Since the base current was reduced, it looked like a higher input resistance which is approximately:
Rin=Re*10 where Beta=10 here.
You can get more accurate by simply analyzing the circuit more accurately and emulating the transistor as a current controlled current source. That will be almost the same as above but more accurate.
Also, the base emitter drop was approximated as a constant 0.7v just for the example.

The calculation with the capacitive reactance was a rough idea how things change when the frequency goes up. The capacitor is emulated as a resistor and thus we see a lower impedance from emitter to ground. With a lower impedance we no longer have 1k (this example) or 100 ohms (your example) but it goes down and that reduces the input impedance as well.
To get a better solution you would just analyze this in the frequency domain with the transistor emulated as a current controlled current source or any other model you choose to use. In that case the capacitor would be in parallel with the emitter resistor Re, and that would be a frequency dependent network so you'd have to do more math. As the frequency goes up, the cap starts to dominate and makes the impedance lower and lower. At infinite frequency, the cap acts like a short circuit for AC.

 

is this based on the small signal model hybrid pi eqn ; r pi =(beta +1) * re?

you certainly can do that.

With beta sufficiently high - true most of the cases, a short cut exists: Vin = Vb = Vbe + Ie * Re, where Vbe = 0.7v (very little variance with Ib). So any change in Vin will cause a corresponding change in Ie thus Ic.

the rest follows.

 

Hello again,

Here is an approximate calculation of the input current to the base as the frequency varies, using Re=100 and Beta=100 and Ce=10uf, and constant base voltage:
ib=sqrt(4.0e-6*pi^2*f^2+1)/sqrt(4.0e-6*pi^2*f^2+100020001)
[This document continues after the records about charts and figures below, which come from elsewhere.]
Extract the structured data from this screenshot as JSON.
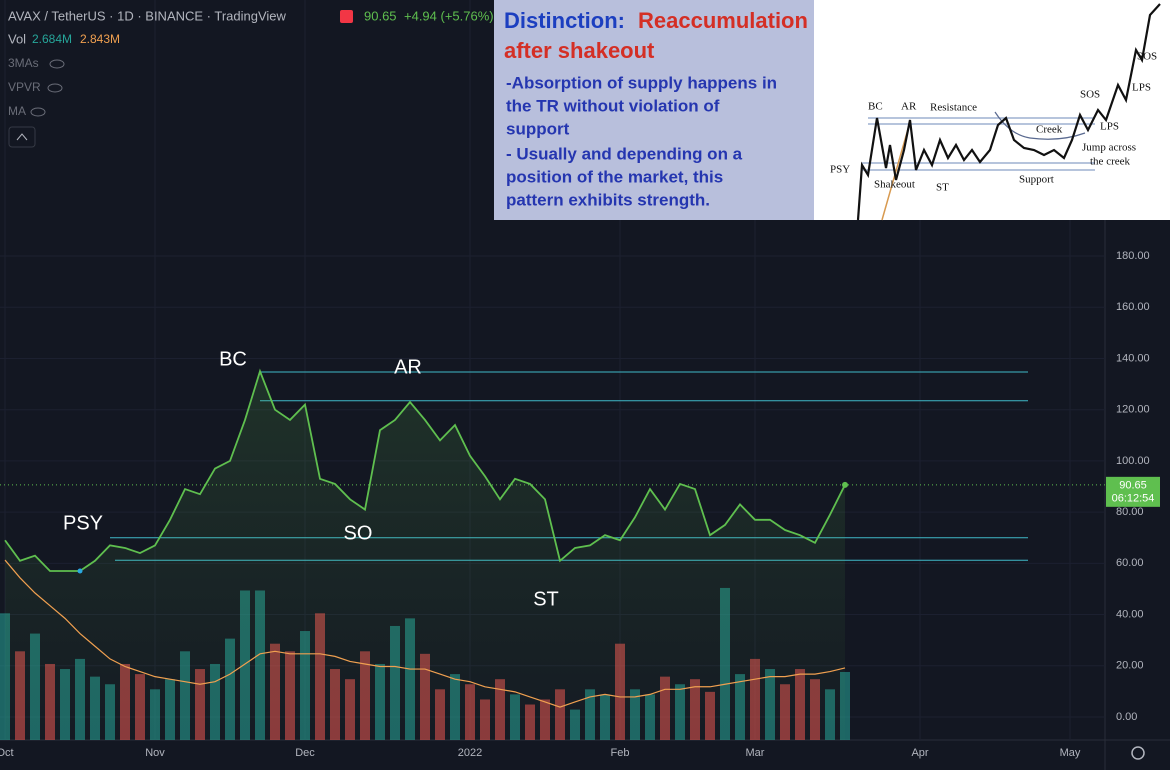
{
  "header": {
    "symbol": "AVAX / TetherUS · 1D · BINANCE · TradingView",
    "price": "90.65",
    "change": "+4.94 (+5.76%)",
    "vol_label": "Vol",
    "vol_value": "2.684M",
    "vol_ma_value": "2.843M",
    "indicators": [
      "3MAs",
      "VPVR",
      "MA"
    ]
  },
  "inset": {
    "title_prefix": "Distinction:",
    "title_rest": [
      "Reaccumulation",
      "after shakeout"
    ],
    "lines": [
      "-Absorption of supply happens in",
      "the TR without violation of",
      "support",
      "- Usually and depending on a",
      "position of the market, this",
      "pattern exhibits strength."
    ],
    "diagram_labels": [
      "BC",
      "AR",
      "Resistance",
      "Creek",
      "SOS",
      "LPS",
      "SOS",
      "LPS",
      "PSY",
      "Shakeout",
      "ST",
      "Support",
      "Jump across",
      "the creek"
    ]
  },
  "chart_data": {
    "type": "line",
    "categories": [
      "Oct",
      null,
      null,
      null,
      null,
      null,
      null,
      null,
      null,
      null,
      "Nov",
      null,
      null,
      null,
      null,
      null,
      null,
      null,
      null,
      null,
      "Dec",
      null,
      null,
      null,
      null,
      null,
      null,
      null,
      null,
      null,
      null,
      "2022",
      null,
      null,
      null,
      null,
      null,
      null,
      null,
      null,
      null,
      "Feb",
      null,
      null,
      null,
      null,
      null,
      null,
      null,
      null,
      "Mar",
      null,
      null,
      null,
      null,
      null,
      null,
      null,
      null,
      null,
      null,
      "Apr",
      null,
      null,
      null,
      null,
      null,
      null,
      null,
      null,
      null,
      "May"
    ],
    "series": [
      {
        "name": "AVAX / TetherUS",
        "color": "#5fbf4f",
        "values": [
          69,
          61,
          63,
          57,
          57,
          57,
          61,
          67,
          66,
          64,
          67,
          77,
          89,
          87,
          97,
          100,
          116,
          135,
          120,
          116,
          122,
          93,
          91,
          85,
          81,
          112,
          116,
          123,
          116,
          108,
          114,
          102,
          94,
          85,
          93,
          91,
          85,
          61,
          66,
          67,
          71,
          69,
          78,
          89,
          81,
          91,
          89,
          71,
          75,
          83,
          77,
          77,
          73,
          71,
          68,
          79,
          90.65,
          null,
          null,
          null,
          null,
          null,
          null,
          null,
          null,
          null,
          null,
          null,
          null,
          null,
          null,
          null
        ]
      },
      {
        "name": "Vol",
        "axis": "y2",
        "kind": "bar",
        "colors": [
          "#26a69a",
          "#ef5350",
          "#26a69a",
          "#ef5350",
          "#26a69a",
          "#26a69a",
          "#26a69a",
          "#26a69a",
          "#ef5350",
          "#ef5350",
          "#26a69a",
          "#26a69a",
          "#26a69a",
          "#ef5350",
          "#26a69a",
          "#26a69a",
          "#26a69a",
          "#26a69a",
          "#ef5350",
          "#ef5350",
          "#26a69a",
          "#ef5350",
          "#ef5350",
          "#ef5350",
          "#ef5350",
          "#26a69a",
          "#26a69a",
          "#26a69a",
          "#ef5350",
          "#ef5350",
          "#26a69a",
          "#ef5350",
          "#ef5350",
          "#ef5350",
          "#26a69a",
          "#ef5350",
          "#ef5350",
          "#ef5350",
          "#26a69a",
          "#26a69a",
          "#26a69a",
          "#ef5350",
          "#26a69a",
          "#26a69a",
          "#ef5350",
          "#26a69a",
          "#ef5350",
          "#ef5350",
          "#26a69a",
          "#26a69a",
          "#ef5350",
          "#26a69a",
          "#ef5350",
          "#ef5350",
          "#ef5350",
          "#26a69a",
          "#26a69a"
        ],
        "values": [
          5.0,
          3.5,
          4.2,
          3.0,
          2.8,
          3.2,
          2.5,
          2.2,
          3.0,
          2.6,
          2.0,
          2.4,
          3.5,
          2.8,
          3.0,
          4.0,
          5.9,
          5.9,
          3.8,
          3.5,
          4.3,
          5.0,
          2.8,
          2.4,
          3.5,
          3.0,
          4.5,
          4.8,
          3.4,
          2.0,
          2.6,
          2.2,
          1.6,
          2.4,
          1.8,
          1.4,
          1.6,
          2.0,
          1.2,
          2.0,
          1.8,
          3.8,
          2.0,
          1.8,
          2.5,
          2.2,
          2.4,
          1.9,
          6.0,
          2.6,
          3.2,
          2.8,
          2.2,
          2.8,
          2.4,
          2.0,
          2.684,
          null,
          null,
          null,
          null,
          null,
          null,
          null,
          null,
          null,
          null,
          null,
          null,
          null,
          null,
          null
        ]
      },
      {
        "name": "MA",
        "axis": "y2",
        "color": "#f0a050",
        "values": [
          7.1,
          6.4,
          5.8,
          5.3,
          4.8,
          4.2,
          3.7,
          3.2,
          2.9,
          2.7,
          2.5,
          2.4,
          2.3,
          2.2,
          2.3,
          2.6,
          3.0,
          3.4,
          3.5,
          3.4,
          3.4,
          3.4,
          3.3,
          3.1,
          3.0,
          2.9,
          2.9,
          2.8,
          2.8,
          2.6,
          2.4,
          2.3,
          2.1,
          2.0,
          1.9,
          1.7,
          1.5,
          1.3,
          1.5,
          1.7,
          1.8,
          1.7,
          1.7,
          1.8,
          2.0,
          2.0,
          2.1,
          2.1,
          2.2,
          2.3,
          2.4,
          2.5,
          2.5,
          2.6,
          2.6,
          2.7,
          2.843,
          null,
          null,
          null,
          null,
          null,
          null,
          null,
          null,
          null,
          null,
          null,
          null,
          null,
          null,
          null
        ]
      }
    ],
    "ylim": [
      -9,
      280
    ],
    "yticks": [
      {
        "value": 0,
        "label": "0.00"
      },
      {
        "value": 20,
        "label": "20.00"
      },
      {
        "value": 40,
        "label": "40.00"
      },
      {
        "value": 60,
        "label": "60.00"
      },
      {
        "value": 80,
        "label": "80.00"
      },
      {
        "value": 100,
        "label": "100.00"
      },
      {
        "value": 120,
        "label": "120.00"
      },
      {
        "value": 140,
        "label": "140.00"
      },
      {
        "value": 160,
        "label": "160.00"
      },
      {
        "value": 180,
        "label": "180.00"
      }
    ],
    "y2lim": [
      0,
      29.2
    ],
    "levels": [
      134.7,
      123.5,
      70,
      61.2
    ],
    "level_color": "#3fb8c8",
    "annotations": [
      "PSY",
      "BC",
      "AR",
      "SO",
      "ST"
    ],
    "countdown": "06:12:54"
  }
}
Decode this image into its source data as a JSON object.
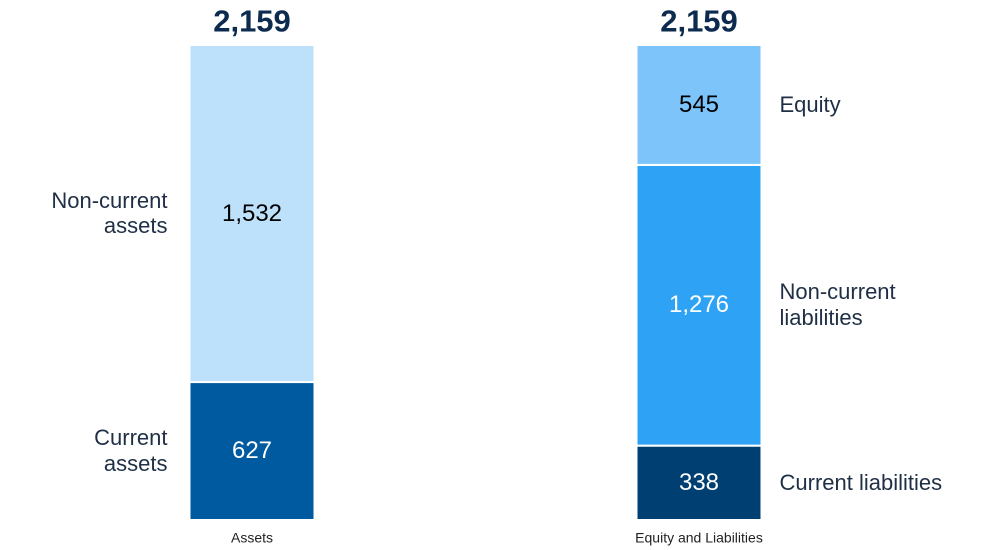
{
  "chart_data": {
    "type": "stacked_bar",
    "categories": [
      "Assets",
      "Equity and Liabilities"
    ],
    "totals": [
      2159,
      2159
    ],
    "total_labels": [
      "2,159",
      "2,159"
    ],
    "series": [
      {
        "name": "Current\nassets",
        "color": "#005aa0",
        "label_color": "#ffffff",
        "label_side": "left",
        "values": [
          627,
          null
        ]
      },
      {
        "name": "Non-current\nassets",
        "color": "#bde0fb",
        "label_color": "#000000",
        "label_side": "left",
        "values": [
          1532,
          null
        ],
        "value_labels": [
          "1,532",
          null
        ]
      },
      {
        "name": "Current liabilities",
        "color": "#003f72",
        "label_color": "#ffffff",
        "label_side": "right",
        "values": [
          null,
          338
        ]
      },
      {
        "name": "Non-current\nliabilities",
        "color": "#2ea3f5",
        "label_color": "#ffffff",
        "label_side": "right",
        "values": [
          null,
          1276
        ],
        "value_labels": [
          null,
          "1,276"
        ]
      },
      {
        "name": "Equity",
        "color": "#7dc4fb",
        "label_color": "#000000",
        "label_side": "right",
        "values": [
          null,
          545
        ]
      }
    ]
  }
}
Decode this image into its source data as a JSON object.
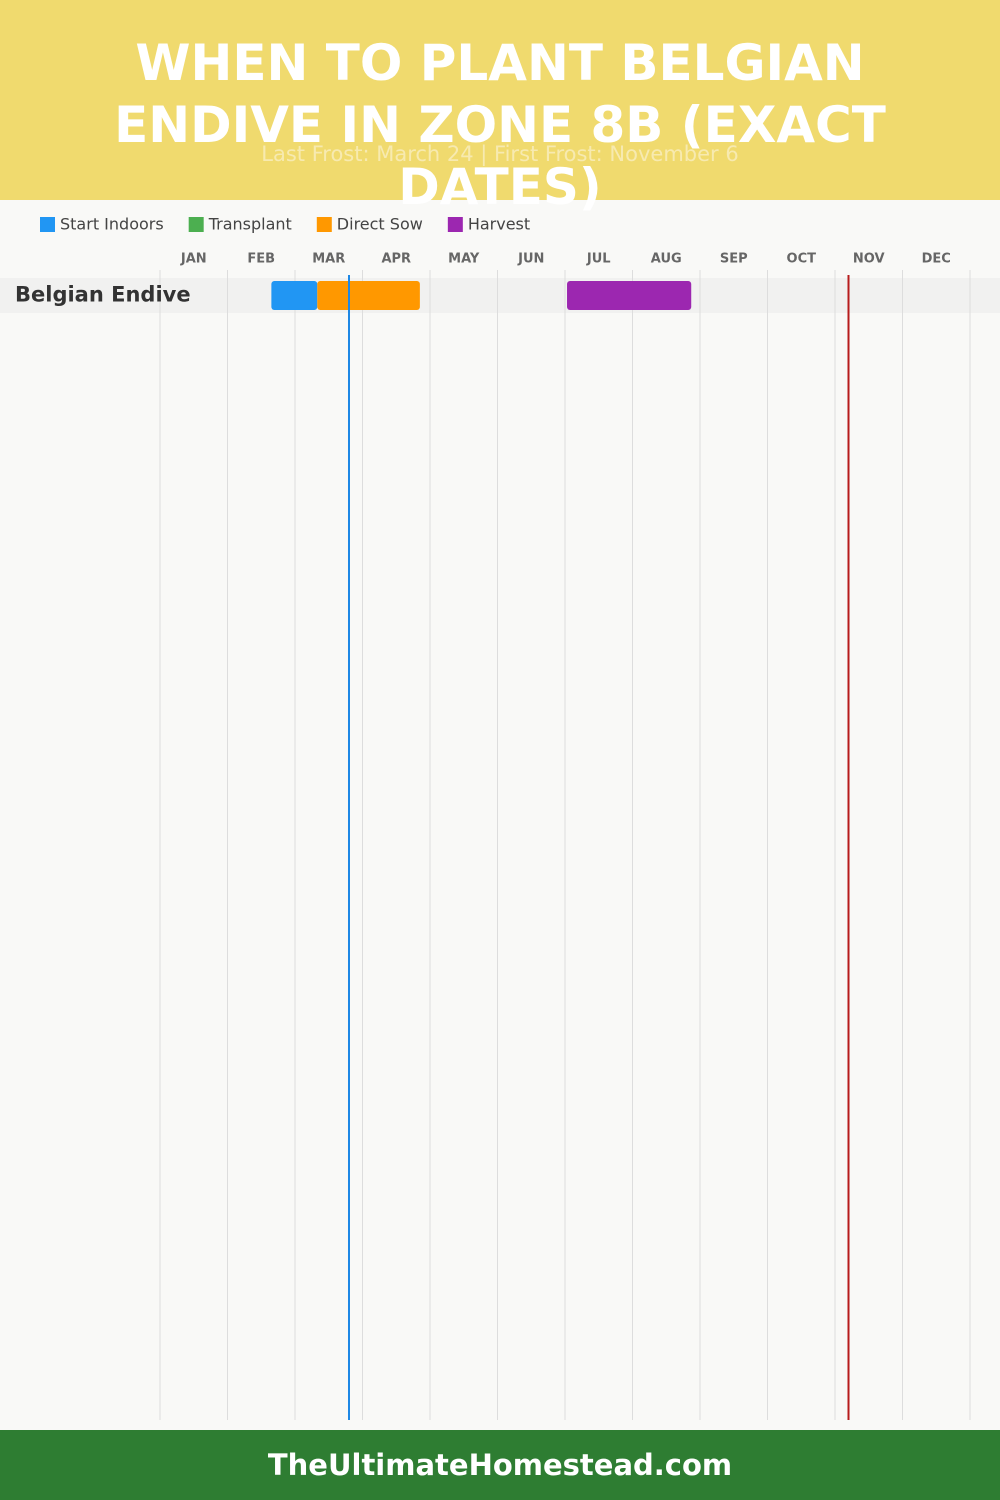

This shows that the base current increases with increasing frequency. That is because of the capacitor.
The base current starts out very low at very low frequencies like 1Hz, but then gradually increases as the frequency increases, so at 1kHz it may be 10 times more. That's the main point here, and also that means that the collector current increases and the stage gain increases.

These results were obtained by doing an AC analysis of the stage using a transistor emulated as a current source and ignoring the base emitter voltage drop.

 

Hi,

One thing i forgot to mention is that the collector current acts to produce some positive feedback to the base because it acts to raise the voltage at the emitter. This means the input impedance goes up.
If we make Re lower however, it acts to reduce the input impedance.